Charles Saint-Prot: "La Russie n'a jamais reconnu le Polisario"

CHARLES SAINT-PROT, directeur général de l’Observatoire d’études géopolitiques de Paris

Le président Vladimir Poutine a été réélu. Va-t-il apporter des changements en termes de politique étrangère, principalement au Maghreb?
Le président Poutine est un réaliste et patriote. Il a pour souci le bien de la Russie et c’est en fonction de ce critère qu’il peut imprimer ou non une nouvelle dynamique à sa diplomatie. Pour l’instant, à part le cas de la Libye, le Maghreb n’est pas sa préoccupation essentielle. Pour ce qui concerne l’ensemble arabo-musulman, il concentre ses efforts sur la Syrie. Il doit à la fois maintenir et consolider ses positions dans ce pays, sans que la politique russe ne dépende que de la survie du régime d’Assad.

C’est ce qui le différencie de l’Iran. Il doit aussi donner des garanties à la Turquie et essayer de reprendre de l’influence en Irak. Je ne pense pas qu’il ait envie de s’aventurer sur le terrain maghrébin où cela devrait le conduire à se positionner dans le conflit algéro-marocain, ce qu’il ne souhaite pas.

Pensez-vous que la position du Kremlin au sujet du Sahara restera la même? Ou va-t-on s’acheminer, vu le chaos algérien, vers une position clairement pro-marocaine?
L’affaire du Sahara marocain est un conflit artificiel créé du temps de la guerre froide par le bloc soviétique et l’Algérie. Mais Moscou n’a jamais reconnu le polisario, cette entité séparatiste, laissant ainsi libre cours à un changement de stratégie. Il est clair que de nos jours la Russie n’a plus aucun intérêt à soutenir le projet séparatiste, porté par la seule Algérie.
Cette Algérie va mal et présente encore moins d’attraits que jadis, il faut donc espérer que la Russie adopte une attitude plus franche en faveur de la cause de l’intégrité territoriale du Maroc.

Vladimir Poutine peut-il s’engager davantage dans la recherche d’une solution au problème du Sahara?
L’affaire du Sahara marocain est un dossier qui relève des Nations unies –et de cette seule instance. Il est clair que le rôle de la Russie, membre permanent du Conseil de sécurité des Nations unies, est important. Je relève que Moscou est hostile aux séparatismes, comme la plupart des grandes nations du monde, qui savent que ce fléau peut menacer tout le monde. Il ne faut pas jouer avec le feu en encourageant des mouvements qui ne peuvent que perturber la stabilité des pays et des ensembles régionaux.
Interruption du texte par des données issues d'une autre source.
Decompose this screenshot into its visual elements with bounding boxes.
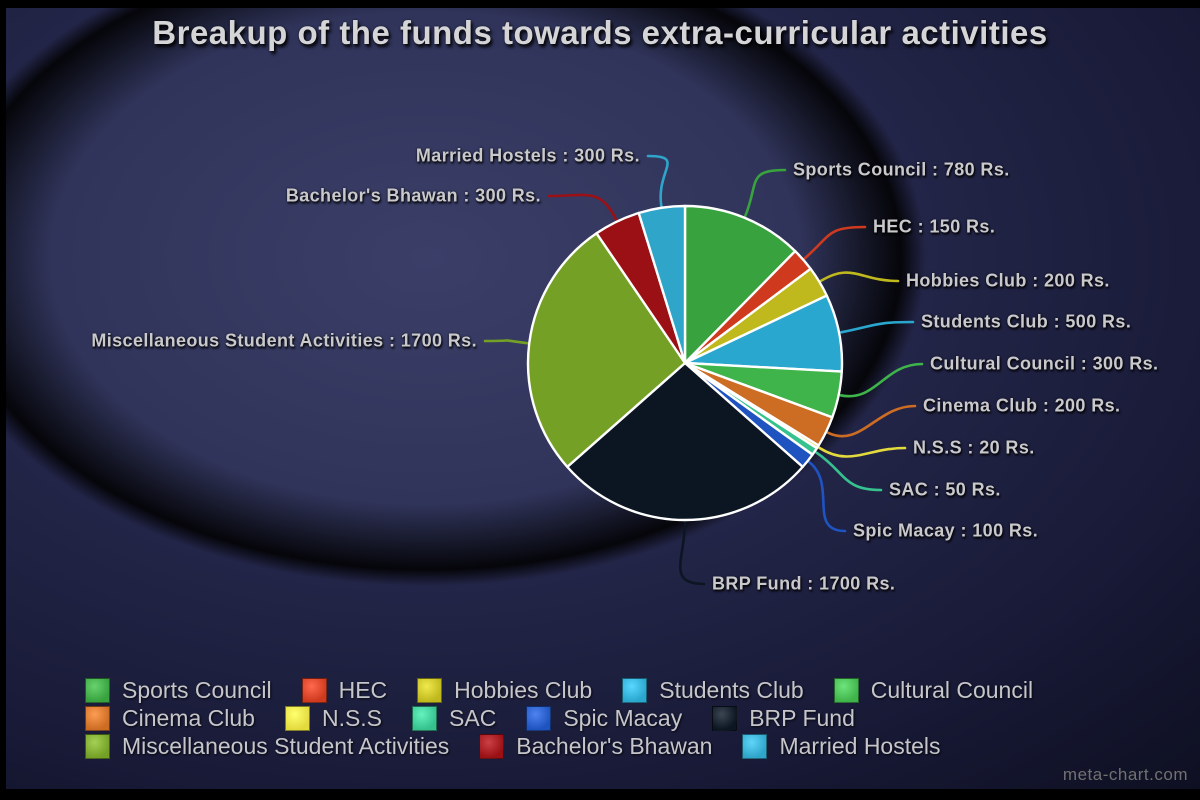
slice-callout-label: Sports Council : 780 Rs. [793, 159, 1010, 180]
legend-row: Sports Council HEC Hobbies Club Students Cl… [85, 676, 1175, 704]
legend-label: Bachelor's Bhawan [516, 733, 713, 759]
legend-color-swatch [526, 705, 552, 731]
leader-line [819, 271, 900, 283]
slice-callout-label: HEC : 150 Rs. [873, 216, 996, 237]
slice-callout-label: BRP Fund : 1700 Rs. [712, 573, 896, 594]
legend-row: Cinema Club N.S.S SAC Spic Macay BRP Fund [85, 704, 1175, 732]
legend-color-swatch [85, 677, 110, 703]
legend-label: Hobbies Club [454, 677, 593, 703]
legend-color-swatch [833, 677, 859, 703]
legend-label: Sports Council [122, 677, 272, 703]
slice-callout-label: Hobbies Club : 200 Rs. [906, 270, 1110, 291]
leader-line [679, 520, 706, 586]
slice-callout-label: N.S.S : 20 Rs. [913, 437, 1035, 458]
legend: Sports Council HEC Hobbies Club Students Cl… [85, 676, 1175, 760]
slice-callout-label: SAC : 50 Rs. [889, 479, 1001, 500]
legend-item: Sports Council [85, 677, 272, 703]
legend-label: Married Hostels [779, 733, 941, 759]
legend-color-swatch [712, 705, 738, 731]
leader-line [818, 446, 907, 458]
legend-item: Cultural Council [833, 677, 1034, 703]
legend-label: HEC [338, 677, 388, 703]
leader-line [826, 404, 917, 438]
slice-callout-label: Bachelor's Bhawan : 300 Rs. [285, 185, 541, 206]
leader-line [646, 154, 669, 208]
legend-color-swatch [85, 705, 110, 731]
legend-item: HEC [301, 677, 388, 703]
slice-callout-label: Cinema Club : 200 Rs. [923, 395, 1121, 416]
legend-label: N.S.S [321, 705, 383, 731]
legend-label: Spic Macay [563, 705, 683, 731]
leader-line [483, 339, 529, 345]
legend-item: Hobbies Club [417, 677, 592, 703]
leader-line [839, 362, 924, 398]
legend-label: Students Club [659, 677, 804, 703]
pie-slice [637, 204, 687, 365]
pie-slice [683, 204, 797, 365]
slice-callout-label: Students Club : 500 Rs. [921, 311, 1132, 332]
legend-color-swatch [479, 733, 505, 759]
leader-line [815, 451, 883, 492]
legend-color-swatch [301, 677, 327, 703]
legend-color-swatch [742, 733, 768, 759]
legend-label: SAC [449, 705, 497, 731]
legend-item: BRP Fund [712, 705, 855, 731]
chart-title: Breakup of the funds towards extra-curri… [152, 14, 1048, 51]
slice-callout-label: Spic Macay : 100 Rs. [853, 520, 1039, 541]
legend-label: Cinema Club [122, 705, 255, 731]
watermark: meta-chart.com [1062, 765, 1188, 784]
legend-color-swatch [622, 677, 648, 703]
legend-item: N.S.S [284, 705, 383, 731]
leader-line [808, 460, 847, 533]
bottom-black-bar [0, 789, 1200, 800]
legend-item: Married Hostels [742, 733, 941, 759]
legend-item: Students Club [622, 677, 804, 703]
legend-item: Spic Macay [526, 705, 682, 731]
leader-line [839, 320, 915, 334]
leader-line [803, 225, 867, 260]
legend-item: Miscellaneous Student Activities [85, 733, 449, 759]
legend-label: Cultural Council [870, 677, 1034, 703]
slice-callout-label: Cultural Council : 300 Rs. [930, 353, 1159, 374]
pie-slice [526, 232, 687, 469]
legend-label: BRP Fund [749, 705, 855, 731]
slice-callout-label: Married Hostels : 300 Rs. [415, 145, 640, 166]
pie-slice [566, 361, 804, 522]
legend-item: Cinema Club [85, 705, 255, 731]
legend-color-swatch [85, 733, 110, 759]
legend-color-swatch [284, 705, 310, 731]
legend-item: Bachelor's Bhawan [479, 733, 712, 759]
slice-callout-label: Miscellaneous Student Activities : 1700 … [91, 330, 477, 351]
legend-row: Miscellaneous Student Activities Bachelor… [85, 732, 1175, 760]
legend-color-swatch [412, 705, 438, 731]
leader-line [744, 168, 787, 218]
legend-label: Miscellaneous Student Activities [122, 733, 450, 759]
legend-item: SAC [412, 705, 496, 731]
legend-color-swatch [417, 677, 443, 703]
leader-line [547, 193, 618, 221]
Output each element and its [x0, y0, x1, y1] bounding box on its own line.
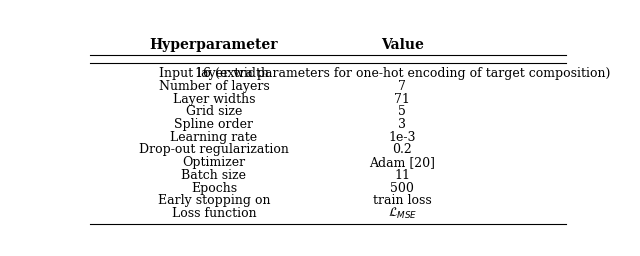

Compte tenu de la conjoncture internationale, la Russie a une carte à jouer pour rechercher une solution à la question du Sahara marocain. Il serait souhaitable que la diplomatie russe se coordonne avec celle de la France, qui a toujours eu une attitude claire sur ce problème.

Les relations entre le Maroc et la Russie se sont nettement développées ces dernières années, notamment sur le plan économique et même militaire. Qu’est-ce que cela signifie pour vous?
Nous ne sommes plus au temps de la guerre froide, où il fallait choisir son camp, comme le Maroc l’a fait en prenant courageusement le parti du monde libre contre le totalitarisme communiste. De nos jours, le Maroc a une diplomatie tous azimuts. Il ne se laisse pas enfermer dans des partenariats exclusifs. Et il a su diversifier ses partenariats. Bien entendu, la Russie est au nombre des pays avec qui le Royaume a amélioré ses relations dans tous les domaines. C’est un acteur incontournable de la politique internationale. Il est donc normal que les relations maroco-russes se développent.